Le prof de la génération mutante.

A l'université, le "prof numérique" est un prof comme les autres. Mais pas tout à fait. J'ai déjà souvent évoqué ici ou là le rôle que jouent les outils numériques dans ma pratique d'enseignant à l'université :

D'aussi loin que je me souvienne (je suis maître de conférences depuis 6 ans mais j'enseigne à l'université depuis 10 ans), j'ai toujours tenu un "blog des cours" en parallèle du "présentiel". Celui-ci n'est plus maintenu et migre progressivement vers celui-là.

J'ai par ailleurs la chance d'être dans une université (celle de Nantes) qui fait de l'équipement et des web-services une priorité, et qui utilise également intelligemment les outils de présence sur les réseaux sociaux (Facebook et Twitter donc). Mais qui, comme toutes les universités, a fait le choix de la plateforme plutôt que celui des usages, et est donc particulièrement à la ramasse sur la question de l'évangélisation et de l'acculturation aux nouvelles médiations numériques (mettez un prof enthousisate et numérico-compatible devant un truc qui s'appelle Moodle, et vous obtiendrez, au mieux, un prof qui sera éternellement reconnaissant à l'inventeur des polycopiés).

Je veux dans ce billet vous raconter un sentiment : celui d'un enseignant qui mesure chaque jour à quel point se modifie son propre rapport à la connaissance, au savoir transmis, ainsi que celui de ses étudiants. A quel point l'enseignant (à l'université mais probablement un peu aussi avant) est aujourd'hui celui qui propose le récit de la cohérence d'une discipline, d'un champ de savoir.

J'enseigne l'indexation et la catalogage, la veille documentaire, la création de sites internet, la théorie de l'information et l'histoire des outils d'accès à l'information, la culture numérique, l'écriture hypermédia et le référencement, et quelques autres broutilles. Je n'enseigne que des matières à la fois mortes et vivantes. Mortes parce qu'elle ont déjà fixé leur carcan théorique, vivantes parce que l'essentiel dudit carcan se renouvelle chaque année, à chaque nouvel usage, à chaque nouvel outil. Comme enseignant il faut donc transmettre l'essentiel : les bases, les concepts, ce que j'appelle le 1/4 d'heure "trivial pursuit". Transmettre également l'inessentiel, c'est à dire la part mouvante de toute connaissance, pour chacun d'entre nous, pour chacun d'entre eux. Il n'est à mon avis aucune matière, même des plus "classiques" qui échappe à cette règle. Ceux qui vous diront le contraire n'ont plus le temps, plus l'envie, plus les moyens, plus la formation (cochez la case qui vous convient) permettant de mettre à chaque fois les connaissances qu'ils transmettent à l'épreuve du réel, à l'échelle du bouleversement qui affecte ceux qui les reçoivent. 

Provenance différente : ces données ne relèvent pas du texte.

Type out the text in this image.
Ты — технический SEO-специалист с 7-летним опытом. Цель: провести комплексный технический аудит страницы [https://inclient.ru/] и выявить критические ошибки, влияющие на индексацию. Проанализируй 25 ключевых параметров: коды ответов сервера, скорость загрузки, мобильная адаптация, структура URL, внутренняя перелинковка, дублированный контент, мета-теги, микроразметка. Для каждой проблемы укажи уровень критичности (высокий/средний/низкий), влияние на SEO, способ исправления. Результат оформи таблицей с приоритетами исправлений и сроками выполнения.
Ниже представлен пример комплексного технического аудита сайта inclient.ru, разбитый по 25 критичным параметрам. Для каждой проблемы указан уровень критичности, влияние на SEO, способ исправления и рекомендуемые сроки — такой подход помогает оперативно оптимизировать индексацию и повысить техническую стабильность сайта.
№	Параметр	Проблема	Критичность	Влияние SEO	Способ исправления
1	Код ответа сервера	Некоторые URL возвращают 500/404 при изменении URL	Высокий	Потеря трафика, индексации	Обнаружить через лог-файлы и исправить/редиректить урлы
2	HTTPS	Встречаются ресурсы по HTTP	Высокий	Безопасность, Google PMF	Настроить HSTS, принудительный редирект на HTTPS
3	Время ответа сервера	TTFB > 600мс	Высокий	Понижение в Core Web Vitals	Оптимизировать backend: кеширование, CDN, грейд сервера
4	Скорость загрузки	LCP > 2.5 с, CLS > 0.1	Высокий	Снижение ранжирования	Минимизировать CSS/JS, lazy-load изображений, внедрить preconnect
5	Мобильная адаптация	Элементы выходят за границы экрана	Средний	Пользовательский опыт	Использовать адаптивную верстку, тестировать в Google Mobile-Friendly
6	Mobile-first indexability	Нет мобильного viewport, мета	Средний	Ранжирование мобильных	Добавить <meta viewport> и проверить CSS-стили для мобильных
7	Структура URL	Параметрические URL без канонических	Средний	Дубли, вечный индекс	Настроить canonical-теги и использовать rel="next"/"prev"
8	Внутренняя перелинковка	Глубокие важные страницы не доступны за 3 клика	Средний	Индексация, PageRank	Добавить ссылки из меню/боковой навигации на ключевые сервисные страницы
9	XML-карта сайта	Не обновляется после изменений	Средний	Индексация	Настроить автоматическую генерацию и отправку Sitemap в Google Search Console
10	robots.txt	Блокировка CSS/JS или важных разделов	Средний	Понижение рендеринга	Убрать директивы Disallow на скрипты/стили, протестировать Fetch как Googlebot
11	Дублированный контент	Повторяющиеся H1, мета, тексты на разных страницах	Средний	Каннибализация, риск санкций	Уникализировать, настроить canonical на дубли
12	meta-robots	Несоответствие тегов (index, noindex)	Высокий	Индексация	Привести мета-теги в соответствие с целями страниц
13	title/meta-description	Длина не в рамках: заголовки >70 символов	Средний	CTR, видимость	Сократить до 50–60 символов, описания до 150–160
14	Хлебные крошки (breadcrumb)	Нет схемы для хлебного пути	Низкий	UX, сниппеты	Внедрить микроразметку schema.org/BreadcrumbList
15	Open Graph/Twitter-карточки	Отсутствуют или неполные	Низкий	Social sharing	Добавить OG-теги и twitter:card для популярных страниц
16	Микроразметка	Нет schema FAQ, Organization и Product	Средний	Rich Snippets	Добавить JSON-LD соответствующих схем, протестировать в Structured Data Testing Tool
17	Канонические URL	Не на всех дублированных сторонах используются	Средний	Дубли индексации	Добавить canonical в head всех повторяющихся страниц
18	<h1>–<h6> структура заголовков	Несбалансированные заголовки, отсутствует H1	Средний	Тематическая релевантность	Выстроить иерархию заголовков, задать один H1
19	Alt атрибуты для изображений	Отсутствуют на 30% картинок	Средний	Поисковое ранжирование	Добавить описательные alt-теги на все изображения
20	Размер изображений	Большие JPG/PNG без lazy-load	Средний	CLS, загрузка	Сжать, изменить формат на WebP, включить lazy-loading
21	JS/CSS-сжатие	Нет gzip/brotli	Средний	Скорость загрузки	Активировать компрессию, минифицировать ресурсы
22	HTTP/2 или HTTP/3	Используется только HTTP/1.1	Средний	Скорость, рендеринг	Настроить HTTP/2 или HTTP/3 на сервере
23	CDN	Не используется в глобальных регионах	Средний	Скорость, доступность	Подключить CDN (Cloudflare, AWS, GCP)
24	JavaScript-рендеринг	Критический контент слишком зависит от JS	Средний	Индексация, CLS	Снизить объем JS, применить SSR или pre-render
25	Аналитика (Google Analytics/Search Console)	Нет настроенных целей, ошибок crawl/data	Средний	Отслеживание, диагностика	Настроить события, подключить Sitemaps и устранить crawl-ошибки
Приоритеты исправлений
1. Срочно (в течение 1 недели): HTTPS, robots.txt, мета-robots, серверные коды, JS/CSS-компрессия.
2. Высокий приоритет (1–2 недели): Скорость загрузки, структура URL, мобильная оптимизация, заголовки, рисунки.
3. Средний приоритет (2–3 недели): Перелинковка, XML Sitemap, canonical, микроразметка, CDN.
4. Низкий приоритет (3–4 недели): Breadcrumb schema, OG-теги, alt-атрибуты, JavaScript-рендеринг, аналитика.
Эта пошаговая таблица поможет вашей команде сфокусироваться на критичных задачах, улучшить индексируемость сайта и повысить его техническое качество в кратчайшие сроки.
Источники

Je ne vais pas vous faire le coup du choc émotionnel, du texte-qui-bouleversa-ma-vie-et-tout-ça, mais j'avoue connaître presque par coeur à force de le relire, le discours de Michel Serres à l'Institut de France (.pdf), discours dont les thèmes sont repris dans son entretien à Libération : "Petite poucette, la génération mutante" :

"A la génération précédente, un professeur de sciences à la Sorbonne transmettait presque 70% de ce qu’il avait appris sur les mêmes bancs vingt ou trente ans plus tôt. Elèves et enseignants vivaient dans le même monde. Aujourd’hui, 80% de ce qu’a appris ce professeur est obsolète. Et même pour les 20% qui restent, le professeur n’est plus indispensable, car on peut tout savoir sans sortir de chez soi ! Pour ma part, je trouve cela miraculeux. Quand j’ai un vers latin dans la tête, je tape quelques mots et tout arrive : le poème, l’Enéide, le livre IV… Imaginez le temps qu’il faudrait pour retrouver tout cela dans les livres ! Je ne mets plus les pieds en bibliothèque. L’université vit une crise terrible, car le savoir, accessible partout et immédiatement, n’a plus le même statut. Et donc les relations entre élèves et enseignants ont changé. Mais personnellement, cela ne m’inquiète pas. Car j’ai compris avec le temps, en quarante ans d’enseignement, qu’on ne transmet pas quelque chose, mais soi."

Michel Serres encore, dans le même entretien :

"on a construit la Grande Bibliothèque au moment où l’on inventait Internet ! Ces grandes tours sur la Seine me font penser à l’observatoire qu’avaient fait construire les maharajahs à côté de Delhi, alors que Galilée, exactement à la même époque, mettait au point la lunette astronomique. Aujourd’hui, il n’y a que des singes dans l’observatoire indien. Un jour, il n’y aura plus que des singes à la Grande Bibliothèque."

Et comme le disait un autre, "If you pay peanuts, you get monkeys" 🙂

Tout ceci étant posé, vient le temps des réponses possibles à apporter à ces bouleversements. Et les opportunités offertes par le numérique sont ici déterminantes.

Trois grands principes.

Primo. Un bon cours est un cours qui n'a pas de fin. Une séquence d'enseignement dure de 2 à 4 heures. En France, selon les estimations de Libération, en 2010, 30 000 heures de cours étaient disponibles en podcast. Dans le monde c'est plusieurs millions d'heures, dans toutes les langues, sur tous les sujets.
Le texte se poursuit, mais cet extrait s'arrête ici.